Earth Notes: On Website Technicals (2020-10)

Updated 2022-09-15.
Tech updates: smaller than recommended, https 150ms slower, https Dataset canonical, Textract, ORCID, 1995...
A fiddling-round-the-edges month... I have verified that https adds significant page rendering latency (~150ms) even for clients in the UK.

2020-10-17: Ancient History

ExNet home page 1995 via TheOldNet

Doesn't really belong here, but rearing its ugly head from, ExNet's home page circa 1995/1996!

Swirly background ahoy, and Java applet that most browsers will decline to show these days...

2020-10-14: ORCID

I have included my ORCID link in author metadata in each page.

I think that the main benefit will accrue to the ~13 Datasets that refer to that metadata as the creator.

2020-10-11: Textract

When computing readability of articles, I use reado with unfluff. The latter sometimes discards most of the content, resulting in wacky scores.

I have given textract a little spin. It's a little slow but spits out decent plain text given my HTML core source.

(I'm having some difficulty getting it to install properly on the Mac, as I did with the Google AMP validator, for example.)

The code change for checking would be from reado --unfluff to textract | reado, though there would be some complications...

I haven't yet found a compelling improvement, but I may reassess that!

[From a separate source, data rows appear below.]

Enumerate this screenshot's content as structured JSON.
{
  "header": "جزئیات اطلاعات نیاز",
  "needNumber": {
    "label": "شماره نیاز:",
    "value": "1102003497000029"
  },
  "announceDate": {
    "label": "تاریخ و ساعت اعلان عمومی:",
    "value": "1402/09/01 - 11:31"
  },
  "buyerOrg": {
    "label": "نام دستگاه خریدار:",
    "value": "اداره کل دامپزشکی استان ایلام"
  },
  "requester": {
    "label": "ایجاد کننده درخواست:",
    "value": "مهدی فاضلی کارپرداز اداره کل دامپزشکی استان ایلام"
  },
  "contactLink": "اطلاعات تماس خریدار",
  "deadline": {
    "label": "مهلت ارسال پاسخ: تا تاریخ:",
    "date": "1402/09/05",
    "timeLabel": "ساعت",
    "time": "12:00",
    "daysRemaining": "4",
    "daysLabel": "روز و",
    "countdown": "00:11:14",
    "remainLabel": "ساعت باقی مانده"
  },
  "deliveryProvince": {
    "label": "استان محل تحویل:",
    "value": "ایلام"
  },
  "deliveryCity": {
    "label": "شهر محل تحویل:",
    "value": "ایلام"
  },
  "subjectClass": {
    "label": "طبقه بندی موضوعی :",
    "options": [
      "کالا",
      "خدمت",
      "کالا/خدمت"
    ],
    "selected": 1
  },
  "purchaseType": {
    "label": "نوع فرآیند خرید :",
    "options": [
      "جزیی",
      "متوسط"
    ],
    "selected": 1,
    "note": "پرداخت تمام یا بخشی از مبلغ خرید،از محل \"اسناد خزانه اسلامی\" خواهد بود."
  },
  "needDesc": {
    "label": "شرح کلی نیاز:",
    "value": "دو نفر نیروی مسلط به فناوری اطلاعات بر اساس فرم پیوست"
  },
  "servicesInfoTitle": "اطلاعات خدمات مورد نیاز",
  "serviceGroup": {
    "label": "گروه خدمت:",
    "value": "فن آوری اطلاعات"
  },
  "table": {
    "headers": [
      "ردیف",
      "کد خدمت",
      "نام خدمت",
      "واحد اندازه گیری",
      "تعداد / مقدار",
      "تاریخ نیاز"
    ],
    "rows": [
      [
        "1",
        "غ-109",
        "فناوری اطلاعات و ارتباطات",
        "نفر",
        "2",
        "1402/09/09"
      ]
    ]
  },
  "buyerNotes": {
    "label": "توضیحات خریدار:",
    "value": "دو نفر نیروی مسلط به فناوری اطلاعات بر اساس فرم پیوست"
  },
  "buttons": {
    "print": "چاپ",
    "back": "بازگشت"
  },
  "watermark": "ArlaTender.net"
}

2020-10-08: HTTPS Dataset Page Canonical

For all pages containing a, I have hardwired the https://www. to be canonical. This avoids a confusion at the moment with both the http and https pages claiming to be the canonical copy.

I also made the survey results page a Dataset in its own right!

Also, for those datasets that are under data/, I have flagged them as isPartOf the main 16WW dataset. The reverse hasPart relationship appears to be rejected by Google at the moment, eg by the Structured Data Testing tool with CreativeWork is not a known valid target type for the hasPart property.

2020-10-06: Is HTTPS Fast Yet?

MachMetrics https WWW metrics 20201006 screenshot

It's clear amongst the volatility in "Interactive" and "Speed Index" values that https is consistently slower for visitors, by ~150ms. Even as here where the client and server are both in London.

This change is basically the https negotiation time from cold.

Maybe gains from HTTP/2 (h2) mean that some metrics are a bit less volatile, and page complete is only up by ~100ms (~510ms vs ~410ms).

These numbers are a mixture of mobile and desktop renderings of the same desktop home page, over 'cable', eg for users coming in over WiFi from home. Desktop numbers are showing as ~560ms, mobile ~460ms, to page complete.

2020-10-05: Image Size Smaller Than Recommended

I received a warning from GSC for one AMP page: Image size smaller than recommended size.

It doesn't say which image, and as I have multiple ImageObject alternates for that page now, I think what it really means is "none of the images that you list with ImageObject markup is large enough" at the point that the page was last checked, many days ago.

According to the Google developer guidelines for Article, there should be one or more ImageObjects (or URLs) with images representative of the article.

The guidelines suggest minimum width and area, and the warning I got was with reference to those, so GSC claims.

The relevant dimensions are different for normal and AMP (non-story) pages.

For non-AMP Images should be at least 696 pixels wide and they should be a minimum of 300,000 pixels when multiplying width and height with aspect ratios 16x9, 4x3, and 1x1.

For AMP non-story pages Images should be at least 1200 pixels wide and be a minimum of 800,000 pixels when multiplying width and height, with the same aspect ratios.

I use the same set of images to select from for the top-of-page hero banner as I mark up at the various aspect ratios as ImageObjects. As I want (at least) 800px for that, the non-AMP minimum width is not much of a restriction in practice.

I have these limits (or higher) already coded into the page-build script. I am tweaking this to warn about not meeting the higher width for just for the AMP page builds, and will continue to provide info for others. (The minimum area suggestions seem to be weaker.) That will generate some more noise, but at least it should be in sync with GSC complaints.